OSLO (Reuters) – Norway’s $1 trillion sovereign wealth fund should be allowed to invest in unlisted renewable projects such as solar parks and wind farms, the ruling Conservative party voted on Saturday.
The world’s largest sovereign wealth fund, which invests Norway’s oil and gas revenues in stocks, bonds and real estate, has for many years sought permission to invest in unlisted infrastructure assets.
“Let the fund invest in unlisted infrastructure for renewable energy with the same demand for profitability as for other investments,” said the motion.
The decision strengthens the possibility the fund could invest in the new asset class as the Conservatives are the leading party in Norway’s minority coalition government.
The other parties are the right-wing Progress Party and the centrist, pro-green Liberals.
“Opening for infrastructure gives the fund the possibility to diversify, which will be good for the fund, Tina Bru, a Conservative lawmaker who voted in favour, told Reuters.
“In addition it is a good bonus that it will contribute towards a shift to a low-carbon society, which must happen globally if we are to achieve climate targets.”

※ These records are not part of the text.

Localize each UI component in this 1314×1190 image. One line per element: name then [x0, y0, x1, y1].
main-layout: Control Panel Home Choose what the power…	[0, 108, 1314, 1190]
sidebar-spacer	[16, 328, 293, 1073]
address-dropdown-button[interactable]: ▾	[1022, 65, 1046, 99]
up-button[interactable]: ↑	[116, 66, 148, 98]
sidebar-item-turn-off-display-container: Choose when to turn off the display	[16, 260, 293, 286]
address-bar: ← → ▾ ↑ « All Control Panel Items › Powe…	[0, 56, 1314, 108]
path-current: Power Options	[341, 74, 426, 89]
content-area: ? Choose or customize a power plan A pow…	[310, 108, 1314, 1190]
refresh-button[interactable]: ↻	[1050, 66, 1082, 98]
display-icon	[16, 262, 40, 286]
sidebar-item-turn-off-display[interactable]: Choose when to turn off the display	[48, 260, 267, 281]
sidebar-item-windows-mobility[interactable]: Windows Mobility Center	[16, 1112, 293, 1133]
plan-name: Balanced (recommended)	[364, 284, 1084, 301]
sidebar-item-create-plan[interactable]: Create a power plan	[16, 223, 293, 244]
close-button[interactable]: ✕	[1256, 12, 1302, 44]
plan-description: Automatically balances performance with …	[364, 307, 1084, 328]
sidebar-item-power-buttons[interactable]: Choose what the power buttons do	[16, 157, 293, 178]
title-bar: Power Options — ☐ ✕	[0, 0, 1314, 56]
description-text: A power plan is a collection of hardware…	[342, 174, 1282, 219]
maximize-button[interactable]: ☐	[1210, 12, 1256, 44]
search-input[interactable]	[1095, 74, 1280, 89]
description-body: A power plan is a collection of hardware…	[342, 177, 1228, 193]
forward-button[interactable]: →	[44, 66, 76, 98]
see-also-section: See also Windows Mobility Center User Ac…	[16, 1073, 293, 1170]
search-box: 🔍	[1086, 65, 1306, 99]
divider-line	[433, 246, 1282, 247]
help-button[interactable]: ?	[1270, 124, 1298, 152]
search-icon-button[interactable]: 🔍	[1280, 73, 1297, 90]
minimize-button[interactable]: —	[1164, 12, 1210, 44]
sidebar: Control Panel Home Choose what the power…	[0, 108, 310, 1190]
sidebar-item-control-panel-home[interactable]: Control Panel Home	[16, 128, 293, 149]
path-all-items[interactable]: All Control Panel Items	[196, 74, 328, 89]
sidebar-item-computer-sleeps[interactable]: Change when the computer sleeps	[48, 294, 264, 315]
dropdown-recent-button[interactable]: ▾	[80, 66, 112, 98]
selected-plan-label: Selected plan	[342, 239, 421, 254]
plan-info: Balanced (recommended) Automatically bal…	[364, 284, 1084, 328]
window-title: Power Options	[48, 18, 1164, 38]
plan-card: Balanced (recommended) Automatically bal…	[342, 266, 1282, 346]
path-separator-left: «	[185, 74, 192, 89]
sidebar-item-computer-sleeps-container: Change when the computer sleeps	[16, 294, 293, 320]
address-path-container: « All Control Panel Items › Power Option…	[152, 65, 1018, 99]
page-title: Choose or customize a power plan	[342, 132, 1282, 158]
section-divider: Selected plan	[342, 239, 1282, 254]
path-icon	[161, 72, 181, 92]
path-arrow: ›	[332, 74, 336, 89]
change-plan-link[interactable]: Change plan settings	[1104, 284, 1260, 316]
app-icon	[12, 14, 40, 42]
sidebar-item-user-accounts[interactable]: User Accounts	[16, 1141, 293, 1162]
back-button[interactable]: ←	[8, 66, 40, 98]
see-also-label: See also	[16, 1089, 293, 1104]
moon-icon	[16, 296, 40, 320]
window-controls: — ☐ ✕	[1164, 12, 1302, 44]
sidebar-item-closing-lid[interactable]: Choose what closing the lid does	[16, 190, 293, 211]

Bru said the Conservatives had also voted in favour of a motion that said the government “should consider whether to let the fund invest in unlisted infrastructure and unlisted firms, with the same demand for transparency, return and risk as for other investments.”
The fund’s management is allowed to invest in unlisted firms that are imminently seeking stock exchange listing. It has complained in the past that it was missing good opportunities because it could not invest in them at an earlier stage.
“This move by the ruling Conservatives will act as a strong signal to other investors and sovereign funds, from London and New York to Tokyo and Seoul,” Paul Fisher, a former director of the Bank of England who is Senior Associate at the Cambridge Institute for Sustainability Leadership, told Reuters.
“This prudent Conservative Party decision is a major turning point which should now pave the way for the Parliament to instruct the fund to enter and profit from the trillion dollar unlisted renewable infrastructure market,” said Tom Sanzillo, Director of Finance for the U.S.-based Institute for Energy Economics and Financial Analysis.
Finance Minister Siv Jensen will present a white paper on the fund on Tuesday.
She has in the past rejected the possibility to allow the fund to invest in unlisted infrastructure as a whole, not just for renewables, citing political risk. “Now Parliament needs to follow up. I can’t see any good reasons why the (finance) ministry should come to a different conclusion,” Martin Norman, the head of Greenpeace Nordic’s Sustainable Finance Campaign, told Reuters.